By Geoffrey Smith
Investing.com -- For most of the last few years, UBS Group (SIX:UBSG) has been one of the few European banks that could be relied upon to pay its way in a world of cripplingly low interest rates. But even that seems less certain after the Swiss giant’s latest quarterly update.
The investment case for UBS has long been that its reliance on managing the wealth of the world’s ultra-rich makes it immune to cycles in parts of the banking industry reserved for mere mortals such as lending, investment funds and even (gasp) investment banking. But with performance at the investment bank and the core lending business faltering, that's becoming a tougher ask - as the bank acknowledged on Tuesday with a new, lower set of medium-term targets.
UBS stock fell 5.1%, the most of any bank in Europe on Tuesday, to their lowest in over a month. The benchmark Stoxx 600 lost 0.7% to 421.02, while the Swiss SMI index was actually the best performing across the continent with a loss of only 0.3%. That often happens on down days in Europe, given the heavy weighting of defensive stalwarts such as Nestle, Roche and Novartis. Elsewhere, the German DAX fell 0.5% and the FTSE 100 fell 1.2%, as sterling rebounded on stronger-than-expected labor market data.
UBS's profit before tax fell 7% in 2019, and the bank missed most of its targets from operating costs to profitability. Return on core equity fell to 12.4%, missing its target of 15% by a wide margin. The bank announced a new target range of 12%-15%. Conspicuously, it made no mention of any further share buybacks once its current program is completed.
Of course, even a 12% return on equity is something that the likes of Germany’s big banks can only dream of. And the crucial wealth management division did manage to eke out a further 4% gain in pretax profit for the year overall, while the more mundane asset management business posted an even stronger 17% increase.
However, the group’s investment bank saw profit fall 37%, not least due to another $110 million charge in the fourth quarter against goodwill that reflects the fading power of the brand in investment banking.

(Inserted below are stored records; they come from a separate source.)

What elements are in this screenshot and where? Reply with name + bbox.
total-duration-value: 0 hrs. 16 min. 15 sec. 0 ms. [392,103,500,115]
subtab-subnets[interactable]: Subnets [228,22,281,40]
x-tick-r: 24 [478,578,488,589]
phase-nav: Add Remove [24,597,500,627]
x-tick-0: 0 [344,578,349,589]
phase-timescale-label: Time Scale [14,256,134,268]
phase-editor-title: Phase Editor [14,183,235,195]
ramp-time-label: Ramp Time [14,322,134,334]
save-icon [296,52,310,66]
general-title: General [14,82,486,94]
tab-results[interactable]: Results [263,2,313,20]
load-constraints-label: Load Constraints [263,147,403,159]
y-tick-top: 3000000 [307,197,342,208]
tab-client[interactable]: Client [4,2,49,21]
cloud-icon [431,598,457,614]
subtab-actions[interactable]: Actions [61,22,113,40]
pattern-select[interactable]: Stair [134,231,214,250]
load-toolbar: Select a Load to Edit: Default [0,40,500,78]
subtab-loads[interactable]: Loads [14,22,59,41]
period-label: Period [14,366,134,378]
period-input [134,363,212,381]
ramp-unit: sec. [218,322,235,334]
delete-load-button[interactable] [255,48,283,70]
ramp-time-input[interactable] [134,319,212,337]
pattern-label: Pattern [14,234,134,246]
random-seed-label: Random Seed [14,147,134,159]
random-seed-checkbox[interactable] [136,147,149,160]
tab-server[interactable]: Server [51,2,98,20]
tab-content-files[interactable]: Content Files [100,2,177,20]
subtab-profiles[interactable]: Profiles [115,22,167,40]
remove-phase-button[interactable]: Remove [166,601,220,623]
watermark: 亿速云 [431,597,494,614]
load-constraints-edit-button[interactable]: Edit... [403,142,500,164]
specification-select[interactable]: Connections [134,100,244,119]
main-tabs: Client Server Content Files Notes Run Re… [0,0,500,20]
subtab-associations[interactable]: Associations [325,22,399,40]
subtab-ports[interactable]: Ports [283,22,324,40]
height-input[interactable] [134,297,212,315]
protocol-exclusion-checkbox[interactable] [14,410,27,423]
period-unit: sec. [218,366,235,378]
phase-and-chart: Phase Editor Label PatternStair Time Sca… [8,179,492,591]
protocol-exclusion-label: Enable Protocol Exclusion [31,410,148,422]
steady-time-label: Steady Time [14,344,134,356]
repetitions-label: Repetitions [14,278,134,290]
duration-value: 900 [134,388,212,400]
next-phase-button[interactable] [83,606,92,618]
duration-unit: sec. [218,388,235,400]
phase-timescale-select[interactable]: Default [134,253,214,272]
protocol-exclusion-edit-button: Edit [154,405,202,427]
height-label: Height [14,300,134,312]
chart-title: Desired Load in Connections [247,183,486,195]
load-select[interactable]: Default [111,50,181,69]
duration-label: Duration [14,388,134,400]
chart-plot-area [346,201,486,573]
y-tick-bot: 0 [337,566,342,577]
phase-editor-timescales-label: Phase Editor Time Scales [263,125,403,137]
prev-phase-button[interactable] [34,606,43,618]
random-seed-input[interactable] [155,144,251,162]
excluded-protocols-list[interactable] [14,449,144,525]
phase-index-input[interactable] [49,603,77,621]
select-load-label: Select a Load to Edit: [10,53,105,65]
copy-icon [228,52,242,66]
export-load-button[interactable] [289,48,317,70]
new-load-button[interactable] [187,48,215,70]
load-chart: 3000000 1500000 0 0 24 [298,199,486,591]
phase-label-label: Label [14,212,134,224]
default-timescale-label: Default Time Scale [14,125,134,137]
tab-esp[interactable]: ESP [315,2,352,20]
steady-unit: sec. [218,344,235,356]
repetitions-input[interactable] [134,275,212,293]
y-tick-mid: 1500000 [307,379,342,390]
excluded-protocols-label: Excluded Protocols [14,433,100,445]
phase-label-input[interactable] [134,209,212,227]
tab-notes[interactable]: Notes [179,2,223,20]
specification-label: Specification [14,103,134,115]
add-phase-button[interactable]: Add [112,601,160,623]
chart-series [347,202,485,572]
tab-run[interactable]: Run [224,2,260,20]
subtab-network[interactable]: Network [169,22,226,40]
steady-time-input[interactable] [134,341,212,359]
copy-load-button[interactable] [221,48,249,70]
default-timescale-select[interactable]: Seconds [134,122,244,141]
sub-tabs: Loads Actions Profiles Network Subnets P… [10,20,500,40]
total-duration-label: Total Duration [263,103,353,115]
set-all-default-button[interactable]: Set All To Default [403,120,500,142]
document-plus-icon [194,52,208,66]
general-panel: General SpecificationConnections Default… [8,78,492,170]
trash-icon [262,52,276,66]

UBS tried to put a brave face on the coming year, saying that “clients are more active, which should lead to an improvement in transaction-related revenues,” and adding that higher asset prices should boost the commissions it gets on managing all those multi-billion-dollar fortunes.
But it still struck a note of foreboding with regard to the year ahead, specifically noting that “low and persistently negative interest rates and expectations of continuing easy monetary policy will continue to provide some headwinds to net interest income.” That update comes against a background of increased speculation that the Swiss National Bank will take fresh action to stop the franc rising any further against the euro and dollar. The SNB already runs the world’s most savage negative interest rate regime, with a key rate at 0.75%.